The type of operation you will have will
depend on the size and nature of your cyst. The goal is to
remove only the cyst, leaving the ovary intact. When the cyst
alone is removed, the operation is called an
ovarian cystectomy. If a portion of the ovary is also
removed, the operation is a
partial oophorectomy. Occasionally, the large size of
the cyst or complications such as bleeding, twisting, or
rupture, may require removal of the fallopian tube with the
ovary. This operation is called
salpingooophorectomy. Surgeons make every
attempt to preserve the reproductive organs, especially if
you have not yet reached menopause since it's still possible
to have children when only a small portion of one ovary
remains. Removal of the uterus, fallopian tubes, and ovaries
(
total abdominal hysterectomy with
bilateral salpingo oophorectomy or TAHBSO) is
very rarely used to treat the types of ovarian cysts
described in this chapter, unless there is a reasonable
chance that your cyst is cancerous.
After
Surgery
If you have a laparatomy, you will
probably be in the hospital for a few days after the surgery.

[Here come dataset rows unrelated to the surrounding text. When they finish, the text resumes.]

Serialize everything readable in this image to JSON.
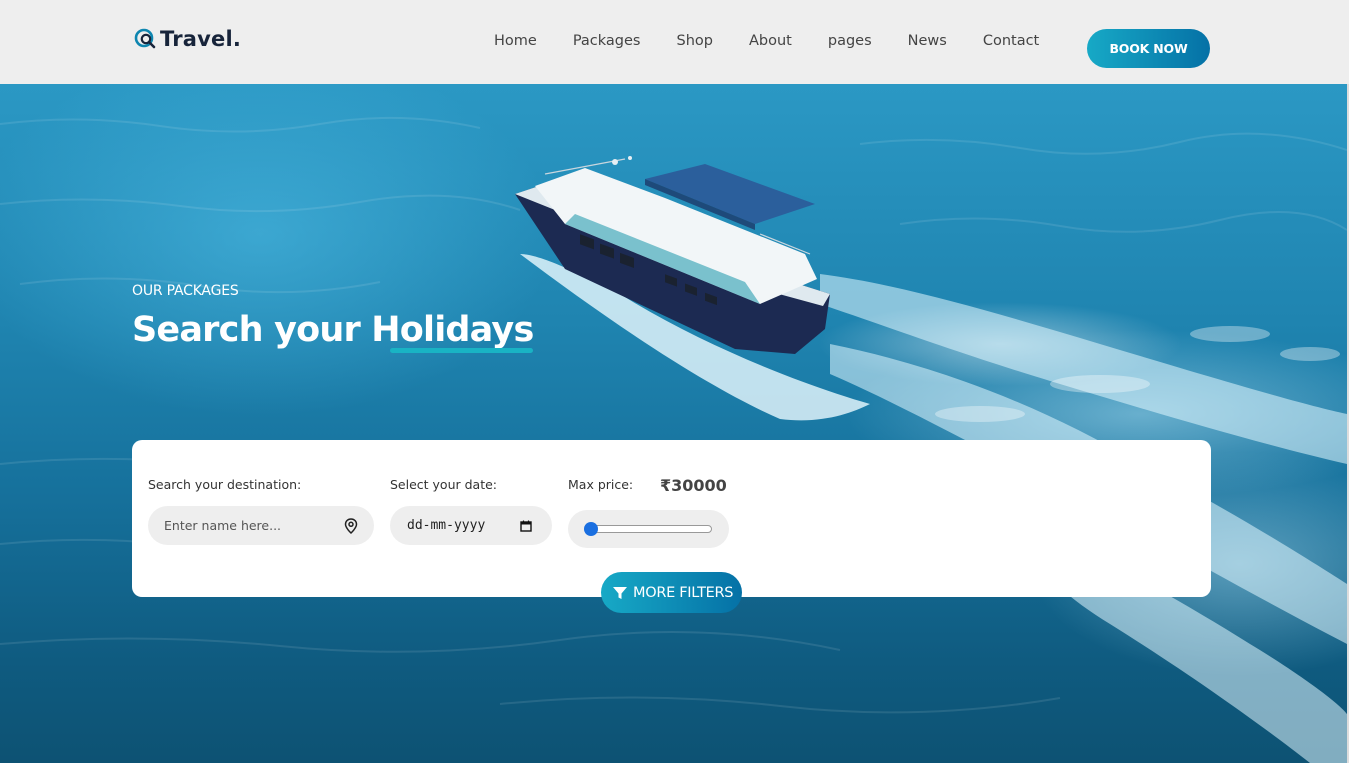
{
  "header": {
    "logo_text": "Travel.",
    "nav": [
      "Home",
      "Packages",
      "Shop",
      "About",
      "pages",
      "News",
      "Contact"
    ],
    "book_now": "BOOK NOW"
  },
  "hero": {
    "eyebrow": "OUR PACKAGES",
    "headline": "Search your Holidays"
  },
  "search": {
    "destination_label": "Search your destination:",
    "destination_placeholder": "Enter name here...",
    "date_label": "Select your date:",
    "date_placeholder": "dd-mm-yyyy",
    "price_label": "Max price:",
    "price_value": "₹30000",
    "slider_level": 0,
    "more_filters": "MORE FILTERS"
  },
  "colors": {
    "accent_start": "#17a9c6",
    "accent_end": "#0571a6",
    "underline": "#19b3c4",
    "logo": "#17243a"
  },
  "icons": [
    "search-globe-icon",
    "location-pin-icon",
    "calendar-icon",
    "filter-icon"
  ]
}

During the early recovery and postoperative period, you will
receive fluids and medication through your intravenous (IV)
line, but you should be eating solid foods fairly quickly.

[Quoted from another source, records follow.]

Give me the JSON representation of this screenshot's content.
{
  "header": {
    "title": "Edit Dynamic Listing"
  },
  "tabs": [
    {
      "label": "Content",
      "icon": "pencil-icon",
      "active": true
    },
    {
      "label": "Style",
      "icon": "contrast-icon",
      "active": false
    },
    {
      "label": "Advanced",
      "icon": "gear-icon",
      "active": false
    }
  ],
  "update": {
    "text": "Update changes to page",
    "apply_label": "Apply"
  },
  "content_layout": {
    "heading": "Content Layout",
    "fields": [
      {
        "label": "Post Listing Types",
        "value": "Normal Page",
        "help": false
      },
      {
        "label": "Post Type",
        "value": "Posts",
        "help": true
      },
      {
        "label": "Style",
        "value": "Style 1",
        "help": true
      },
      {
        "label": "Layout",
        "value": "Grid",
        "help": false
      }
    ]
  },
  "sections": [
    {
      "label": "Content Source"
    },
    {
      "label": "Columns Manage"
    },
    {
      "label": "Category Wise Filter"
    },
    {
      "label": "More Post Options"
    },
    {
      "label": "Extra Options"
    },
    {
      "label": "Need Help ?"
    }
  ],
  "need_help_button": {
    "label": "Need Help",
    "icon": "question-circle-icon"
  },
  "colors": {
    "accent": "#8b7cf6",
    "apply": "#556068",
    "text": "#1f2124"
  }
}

You will receive medication for pain, and you can expect to
be walking around the day after surgery. Your wound should
heal quickly, and if your incision was closed with staples,
the staples and bandage will probably be removed before you
leave the hospital. If you have nonabsorbable stitches,
they will probably be removed 5 to 7 days after your
operation.
Before you leave the hospital, you will
receive a summary of the type of operation that was performed
and the type of cyst that you had. You may wish to ask for a
copy of the surgery report for your records. You should also
receive complete instructions from your doctor or nurse
regarding what to expect in the postoperative
period.
You should expect to have some abdominal
discomfort for a few days after you return home. You may be
given a prescription for a mild pain reliever. You should
call your doctor if the medication doesn't help, or if the
pain does not improve after a week. You should also contact
your doctor if you develop a fever of over 100 degrees, or if
vaginal bleeding is heavier than a normal period.

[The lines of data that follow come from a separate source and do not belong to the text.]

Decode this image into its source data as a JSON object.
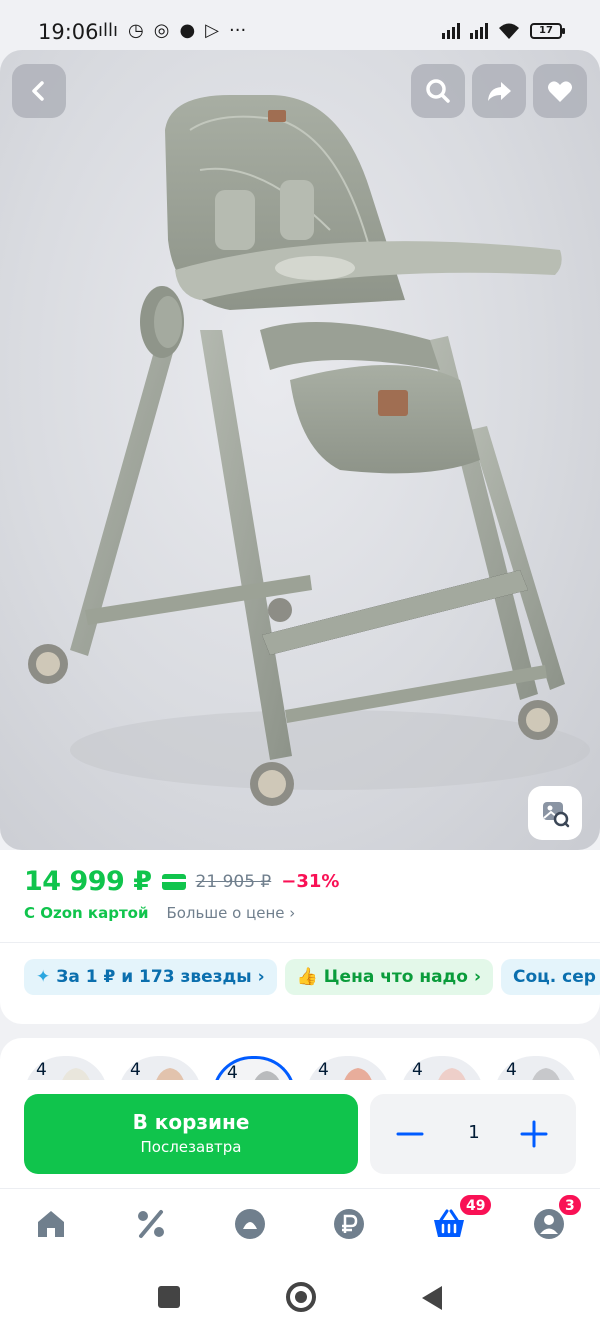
{
  "status_bar": {
    "time": "19:06",
    "battery": "17",
    "notification_icons": [
      "audio-wave-icon",
      "alarm-icon",
      "whatsapp-icon",
      "chat-icon",
      "play-store-icon",
      "more-dots-icon"
    ]
  },
  "hero": {
    "image_subject": "baby high chair, grey",
    "buttons": [
      "back-icon",
      "search-icon",
      "share-icon",
      "heart-icon"
    ],
    "visual_search_icon": "image-search-icon"
  },
  "price": {
    "current": "14 999 ₽",
    "old": "21 905 ₽",
    "discount": "−31%",
    "ozon_card_label": "С Ozon картой",
    "more_label": "Больше о цене",
    "accent": "#10c44c",
    "discount_color": "#f91155"
  },
  "chips": [
    {
      "label": "За 1 ₽ и 173 звезды",
      "icon": "sparkle-icon"
    },
    {
      "label": "Цена что надо",
      "icon": "thumbs-up-icon"
    },
    {
      "label": "Соц. сер",
      "icon": ""
    }
  ],
  "variants": {
    "labels": [
      "4",
      "4",
      "4",
      "4",
      "4",
      "4"
    ],
    "selected_index": 2,
    "colors": [
      "#e9e6dc",
      "#e8d2c2",
      "#b9bbbd",
      "#eab8a8",
      "#eed4cf",
      "#c7c8cb"
    ]
  },
  "cart": {
    "title": "В корзине",
    "subtitle": "Послезавтра",
    "quantity": "1"
  },
  "tabbar": {
    "tabs": [
      "home-icon",
      "percent-icon",
      "fresh-icon",
      "ruble-icon",
      "cart-icon",
      "profile-icon"
    ],
    "active": "cart-icon",
    "cart_badge": "49",
    "profile_badge": "3"
  }
}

You should expect your incision to look
quite red and feel uncomfortable for a few weeks. It is
normal to notice some dried blood around the incision, but
call your doctor if you see pus oozing from the wound. It's
fine to bathe and shower; don't worry about getting the
incision wet as long as it's not oozing. The red color of the
incision will gradually fade, and eventually the scar will
barely be visible.
You may be able to start some
nonstrenuous physical activity after a week or two. Be
sure not to resume intercourse or to use tampons or anything
else in the vagina until you have had your postoperative
checkup (usually about 2 weeks after surgery). You will
probably be able to resume all your normal activities and
return to work about 6 weeks after surgery.
Unless you have had both of your ovaries
removed, your periods will return to normal, usually by about
4 to 8 weeks after surgery. Remember that if even a portion
of one ovary remains, you can still become pregnant if you're
of childbearing age. That's one of the many reasons it's
important to discuss the specifics of your surgery with your
doctor.
Chances are that once the ovarian cyst
has been removed, it will not recur. However, the operation
does not always guarantee that you'll be cystfree in
the future. As long as you have ovaries, you can have ovarian
cysts. It's a good idea to continue any medical treatments
your doctor has prescribed to control the cysts and, of
course, to have regular gynecological exams.